She paused, startled at the sound of her own voice, so nervous had she now become.
She glanced at the mirror, and started at sight of her own white, drawn countenance.
She placed both hands upon her eyes, as though striving to recall something, and in that position she remained, bent and pensive, for some moments.
Her lips moved at last.
“I wonder,” she exclaimed, very faintly, speaking to herself, “I wonder whether Ralph will ever know that I met Dick? Ah! yes,” she sighed; “I was foolish—mad—to dare to go to Mundesley that afternoon. If only I could have foreseen the consequence of our secret meeting—ah! if only I had known what I know now!”
Again she was silent, her face pale, with a fixed, intense look, when at last she rose, unlocked one of the small top drawers of the chest, and, taking the drawer entirely out, extracted something that had been concealed beneath it.
She held it in her hand.

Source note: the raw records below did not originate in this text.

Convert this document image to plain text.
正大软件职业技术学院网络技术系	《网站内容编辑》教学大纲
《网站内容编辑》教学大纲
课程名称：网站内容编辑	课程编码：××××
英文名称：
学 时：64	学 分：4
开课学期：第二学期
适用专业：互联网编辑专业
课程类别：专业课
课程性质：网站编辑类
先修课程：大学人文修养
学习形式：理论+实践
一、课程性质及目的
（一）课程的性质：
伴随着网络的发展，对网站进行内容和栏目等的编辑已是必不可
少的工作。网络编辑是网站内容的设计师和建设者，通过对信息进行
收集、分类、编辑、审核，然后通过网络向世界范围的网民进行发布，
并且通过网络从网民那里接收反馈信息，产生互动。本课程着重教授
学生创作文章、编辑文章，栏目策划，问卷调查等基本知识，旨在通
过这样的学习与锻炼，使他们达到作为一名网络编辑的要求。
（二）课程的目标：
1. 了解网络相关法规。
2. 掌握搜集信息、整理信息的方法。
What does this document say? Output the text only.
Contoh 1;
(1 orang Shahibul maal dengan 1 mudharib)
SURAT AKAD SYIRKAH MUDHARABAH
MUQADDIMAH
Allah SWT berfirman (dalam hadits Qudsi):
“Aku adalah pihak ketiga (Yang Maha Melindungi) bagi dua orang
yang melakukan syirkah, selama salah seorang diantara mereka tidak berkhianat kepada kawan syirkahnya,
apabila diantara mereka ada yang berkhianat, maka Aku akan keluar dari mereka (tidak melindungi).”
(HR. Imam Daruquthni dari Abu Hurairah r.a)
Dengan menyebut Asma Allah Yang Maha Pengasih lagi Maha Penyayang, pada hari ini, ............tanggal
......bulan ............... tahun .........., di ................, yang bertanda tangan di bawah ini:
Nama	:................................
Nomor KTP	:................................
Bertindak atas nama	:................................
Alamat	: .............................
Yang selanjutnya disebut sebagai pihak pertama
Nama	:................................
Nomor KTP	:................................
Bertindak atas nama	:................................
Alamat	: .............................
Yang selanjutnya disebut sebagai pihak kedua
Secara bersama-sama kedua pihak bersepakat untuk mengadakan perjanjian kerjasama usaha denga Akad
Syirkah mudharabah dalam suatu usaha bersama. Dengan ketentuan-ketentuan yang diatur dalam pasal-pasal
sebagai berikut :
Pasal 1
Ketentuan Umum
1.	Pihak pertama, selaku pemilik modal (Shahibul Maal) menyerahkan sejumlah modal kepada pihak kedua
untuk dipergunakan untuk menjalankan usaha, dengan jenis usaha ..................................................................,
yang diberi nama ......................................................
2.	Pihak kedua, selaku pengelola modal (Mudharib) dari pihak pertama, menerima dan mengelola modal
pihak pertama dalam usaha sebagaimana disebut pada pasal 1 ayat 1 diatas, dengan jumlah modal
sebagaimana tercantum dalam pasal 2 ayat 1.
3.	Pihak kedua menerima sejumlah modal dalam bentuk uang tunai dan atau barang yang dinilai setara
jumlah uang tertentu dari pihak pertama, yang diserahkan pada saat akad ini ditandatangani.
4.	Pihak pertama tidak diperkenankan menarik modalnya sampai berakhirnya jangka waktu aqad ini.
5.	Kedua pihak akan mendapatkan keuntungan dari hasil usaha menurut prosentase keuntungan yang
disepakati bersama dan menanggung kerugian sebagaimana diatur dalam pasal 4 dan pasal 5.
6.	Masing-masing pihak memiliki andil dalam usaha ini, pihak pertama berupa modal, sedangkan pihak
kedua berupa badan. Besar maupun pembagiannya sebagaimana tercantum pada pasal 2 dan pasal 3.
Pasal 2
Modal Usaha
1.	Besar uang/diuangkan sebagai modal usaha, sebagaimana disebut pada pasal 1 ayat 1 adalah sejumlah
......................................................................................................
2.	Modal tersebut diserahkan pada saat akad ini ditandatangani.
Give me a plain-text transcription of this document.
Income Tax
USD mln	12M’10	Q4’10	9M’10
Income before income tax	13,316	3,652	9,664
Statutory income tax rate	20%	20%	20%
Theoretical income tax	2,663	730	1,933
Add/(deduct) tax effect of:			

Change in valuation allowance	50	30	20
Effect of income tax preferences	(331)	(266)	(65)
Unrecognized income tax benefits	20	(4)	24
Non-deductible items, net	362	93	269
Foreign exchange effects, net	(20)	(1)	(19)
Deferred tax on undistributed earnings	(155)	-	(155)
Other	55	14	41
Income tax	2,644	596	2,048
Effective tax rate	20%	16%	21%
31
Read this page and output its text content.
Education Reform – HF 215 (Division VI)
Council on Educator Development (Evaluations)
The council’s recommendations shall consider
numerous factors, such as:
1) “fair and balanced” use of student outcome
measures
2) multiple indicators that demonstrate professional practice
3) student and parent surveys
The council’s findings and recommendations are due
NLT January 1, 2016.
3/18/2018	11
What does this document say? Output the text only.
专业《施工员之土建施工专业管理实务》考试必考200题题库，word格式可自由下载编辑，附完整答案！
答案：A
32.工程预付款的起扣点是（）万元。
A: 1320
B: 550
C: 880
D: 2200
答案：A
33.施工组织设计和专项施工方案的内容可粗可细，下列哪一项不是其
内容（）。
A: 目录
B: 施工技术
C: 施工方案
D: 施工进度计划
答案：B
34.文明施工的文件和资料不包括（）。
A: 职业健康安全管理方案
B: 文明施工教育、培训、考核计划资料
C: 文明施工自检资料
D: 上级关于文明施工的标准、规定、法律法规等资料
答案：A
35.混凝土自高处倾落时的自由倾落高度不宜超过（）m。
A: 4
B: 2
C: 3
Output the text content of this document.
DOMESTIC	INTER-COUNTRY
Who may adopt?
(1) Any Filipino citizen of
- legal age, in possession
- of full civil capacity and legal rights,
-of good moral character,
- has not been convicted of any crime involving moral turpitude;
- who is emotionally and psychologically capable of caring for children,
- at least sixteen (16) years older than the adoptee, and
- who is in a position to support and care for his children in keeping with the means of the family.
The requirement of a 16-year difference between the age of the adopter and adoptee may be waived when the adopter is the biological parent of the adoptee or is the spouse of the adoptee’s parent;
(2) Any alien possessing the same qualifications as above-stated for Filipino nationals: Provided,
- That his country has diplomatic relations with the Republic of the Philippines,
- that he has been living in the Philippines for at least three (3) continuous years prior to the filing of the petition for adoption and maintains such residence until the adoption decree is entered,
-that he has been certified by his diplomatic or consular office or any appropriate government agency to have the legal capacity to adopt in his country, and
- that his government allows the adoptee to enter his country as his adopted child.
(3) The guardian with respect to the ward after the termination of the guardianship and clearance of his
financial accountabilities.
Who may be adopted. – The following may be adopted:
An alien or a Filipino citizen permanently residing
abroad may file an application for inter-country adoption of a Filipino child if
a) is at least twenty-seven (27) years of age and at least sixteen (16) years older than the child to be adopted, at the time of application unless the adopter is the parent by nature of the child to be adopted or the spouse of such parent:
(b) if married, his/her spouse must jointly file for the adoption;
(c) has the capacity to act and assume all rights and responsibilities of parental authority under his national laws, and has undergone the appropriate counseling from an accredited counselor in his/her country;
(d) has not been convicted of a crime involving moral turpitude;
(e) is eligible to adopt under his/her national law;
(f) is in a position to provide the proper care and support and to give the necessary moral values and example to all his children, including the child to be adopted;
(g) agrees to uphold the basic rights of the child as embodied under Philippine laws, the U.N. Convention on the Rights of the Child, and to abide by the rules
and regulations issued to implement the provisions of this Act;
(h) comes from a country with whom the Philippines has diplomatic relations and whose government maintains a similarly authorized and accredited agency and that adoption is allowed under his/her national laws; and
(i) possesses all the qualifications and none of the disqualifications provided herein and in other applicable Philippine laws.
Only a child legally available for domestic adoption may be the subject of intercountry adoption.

There were two halves of one of Dick Harborne’s visiting-cards—signed and torn across in a similar manner to those pieces which had been handed for the coroner’s inspection. Each half bore a number on its back, while on the front, as she placed them together, was Harborne’s name, both printed and written.
For a long time she had her eyes fixed upon it. Her brows narrowed, and in her eyes showed a distinct expression of terror.
“Yes,” she whispered; “I was a fool—a great fool to have dared so much—to have listened, and to have consented to go across to Bremen. But no one knows, except Dick—and he, alas!—he’s dead! Therefore who can possibly know?—no one.”
She held the halves of the torn card between her fingers for some moments, looking at them. Then, sighing deeply, she rose with sudden impulse and, crossing the room, took up a box of matches. Striking one, she applied it to the corners of the half cards and held the latter until the blue flame crept upwards and consumed them.